Agree on all counts. By 1974 a Cadillac was only a smoke & mirrors four-wheeled barge overloaded with plastic glitz. What it didn’t consume in petroleum, it consumed it during its manufacture with synthetic materials derived from petroleum. And 1974 had the poorest, low-grade steel as well.
Curiously, while Cadillac was going for volume and never mind the quality, Mercedes was doing very well out of quality in every sphere. But someone in Stuttgart must have been paying attention and although MB build some excellent cars (the S-Class is still the best traditional saloon in the world), their mass ranges are now no better than VAG, BMW or the best from Japan and Korea.

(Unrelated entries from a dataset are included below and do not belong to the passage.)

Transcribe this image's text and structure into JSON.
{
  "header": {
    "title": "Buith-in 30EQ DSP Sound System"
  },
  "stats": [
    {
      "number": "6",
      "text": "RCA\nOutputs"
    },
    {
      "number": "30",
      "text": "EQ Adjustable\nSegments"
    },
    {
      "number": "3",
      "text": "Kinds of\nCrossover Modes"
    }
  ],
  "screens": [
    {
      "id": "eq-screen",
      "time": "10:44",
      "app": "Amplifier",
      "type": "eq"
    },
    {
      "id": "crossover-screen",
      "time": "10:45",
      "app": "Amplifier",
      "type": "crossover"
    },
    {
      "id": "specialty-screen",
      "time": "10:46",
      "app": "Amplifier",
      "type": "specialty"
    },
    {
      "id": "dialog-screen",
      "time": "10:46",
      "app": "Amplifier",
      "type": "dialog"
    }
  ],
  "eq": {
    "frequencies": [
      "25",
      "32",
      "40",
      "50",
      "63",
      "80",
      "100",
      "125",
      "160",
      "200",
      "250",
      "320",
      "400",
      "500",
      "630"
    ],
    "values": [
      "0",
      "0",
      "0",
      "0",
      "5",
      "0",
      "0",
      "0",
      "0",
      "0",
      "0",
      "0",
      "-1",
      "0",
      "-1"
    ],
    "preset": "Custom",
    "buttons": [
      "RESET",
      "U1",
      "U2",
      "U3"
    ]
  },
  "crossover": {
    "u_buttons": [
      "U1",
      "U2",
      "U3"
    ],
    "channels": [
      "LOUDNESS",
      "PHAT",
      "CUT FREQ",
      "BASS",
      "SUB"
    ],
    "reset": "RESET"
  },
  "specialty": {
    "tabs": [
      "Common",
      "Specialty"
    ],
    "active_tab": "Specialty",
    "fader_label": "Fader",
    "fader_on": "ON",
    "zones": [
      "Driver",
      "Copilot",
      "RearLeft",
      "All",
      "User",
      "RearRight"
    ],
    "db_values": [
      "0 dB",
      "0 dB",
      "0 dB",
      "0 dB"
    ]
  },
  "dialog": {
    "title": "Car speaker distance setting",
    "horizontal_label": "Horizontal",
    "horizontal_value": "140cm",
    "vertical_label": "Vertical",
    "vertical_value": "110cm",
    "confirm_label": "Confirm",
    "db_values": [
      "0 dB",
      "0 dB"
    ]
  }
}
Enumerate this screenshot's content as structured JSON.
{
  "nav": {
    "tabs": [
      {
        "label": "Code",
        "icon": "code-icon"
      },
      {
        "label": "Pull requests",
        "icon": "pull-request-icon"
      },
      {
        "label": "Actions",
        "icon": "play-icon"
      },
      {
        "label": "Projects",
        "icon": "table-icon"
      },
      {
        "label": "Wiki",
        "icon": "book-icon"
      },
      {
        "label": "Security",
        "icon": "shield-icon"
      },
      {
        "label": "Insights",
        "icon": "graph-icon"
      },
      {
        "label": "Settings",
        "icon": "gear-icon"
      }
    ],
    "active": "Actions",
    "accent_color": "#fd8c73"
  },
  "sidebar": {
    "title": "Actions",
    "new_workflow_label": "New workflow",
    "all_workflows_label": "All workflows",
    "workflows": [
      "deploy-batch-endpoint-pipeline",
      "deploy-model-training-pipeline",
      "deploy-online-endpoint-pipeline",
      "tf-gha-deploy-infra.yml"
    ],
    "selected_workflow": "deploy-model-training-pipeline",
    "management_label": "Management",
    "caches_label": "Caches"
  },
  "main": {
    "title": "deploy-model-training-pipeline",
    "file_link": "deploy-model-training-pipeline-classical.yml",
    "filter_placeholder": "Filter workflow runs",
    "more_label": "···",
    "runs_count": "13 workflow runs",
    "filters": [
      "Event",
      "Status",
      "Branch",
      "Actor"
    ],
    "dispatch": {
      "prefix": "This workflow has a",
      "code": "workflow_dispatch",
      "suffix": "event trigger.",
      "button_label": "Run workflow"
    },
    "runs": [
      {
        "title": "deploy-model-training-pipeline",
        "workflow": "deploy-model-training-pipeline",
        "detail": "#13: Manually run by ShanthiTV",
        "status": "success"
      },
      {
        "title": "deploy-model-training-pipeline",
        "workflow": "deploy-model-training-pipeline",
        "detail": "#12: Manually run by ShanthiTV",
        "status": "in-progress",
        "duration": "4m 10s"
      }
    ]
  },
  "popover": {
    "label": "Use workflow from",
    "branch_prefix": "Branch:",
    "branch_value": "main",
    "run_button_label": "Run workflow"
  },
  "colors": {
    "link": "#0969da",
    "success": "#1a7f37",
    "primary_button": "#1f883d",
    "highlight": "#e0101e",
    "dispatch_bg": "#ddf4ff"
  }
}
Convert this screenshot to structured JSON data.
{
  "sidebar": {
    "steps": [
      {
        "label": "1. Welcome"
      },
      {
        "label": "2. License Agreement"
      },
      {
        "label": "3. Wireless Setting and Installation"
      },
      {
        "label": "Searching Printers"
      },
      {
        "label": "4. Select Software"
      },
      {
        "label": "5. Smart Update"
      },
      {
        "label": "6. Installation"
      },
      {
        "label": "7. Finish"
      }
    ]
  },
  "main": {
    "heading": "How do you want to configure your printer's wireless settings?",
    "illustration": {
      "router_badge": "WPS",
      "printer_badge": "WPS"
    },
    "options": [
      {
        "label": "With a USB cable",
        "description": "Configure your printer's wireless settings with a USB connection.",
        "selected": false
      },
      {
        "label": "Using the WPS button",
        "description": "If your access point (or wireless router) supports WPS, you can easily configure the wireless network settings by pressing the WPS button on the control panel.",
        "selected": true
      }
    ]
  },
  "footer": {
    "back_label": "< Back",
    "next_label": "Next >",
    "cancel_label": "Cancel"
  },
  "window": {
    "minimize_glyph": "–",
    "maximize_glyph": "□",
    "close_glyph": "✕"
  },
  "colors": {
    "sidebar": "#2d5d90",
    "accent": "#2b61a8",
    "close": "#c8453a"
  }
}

The article might have been more upbeat if Aaron had put on a Sammy album other than Live at the Coconut Grove – IMO that one aged especially poorly.
Loved the article – it’s as lush as the cars.
As Paul has documented here, Cadillac took a deep dive into cheaper and gaudy with the iconic ’59. The brand recovered nicely until ’67. I’ll give the ’65-’66 credit for still being elegant, and not subtract points for mechanical commonality with “lesser” GM cars.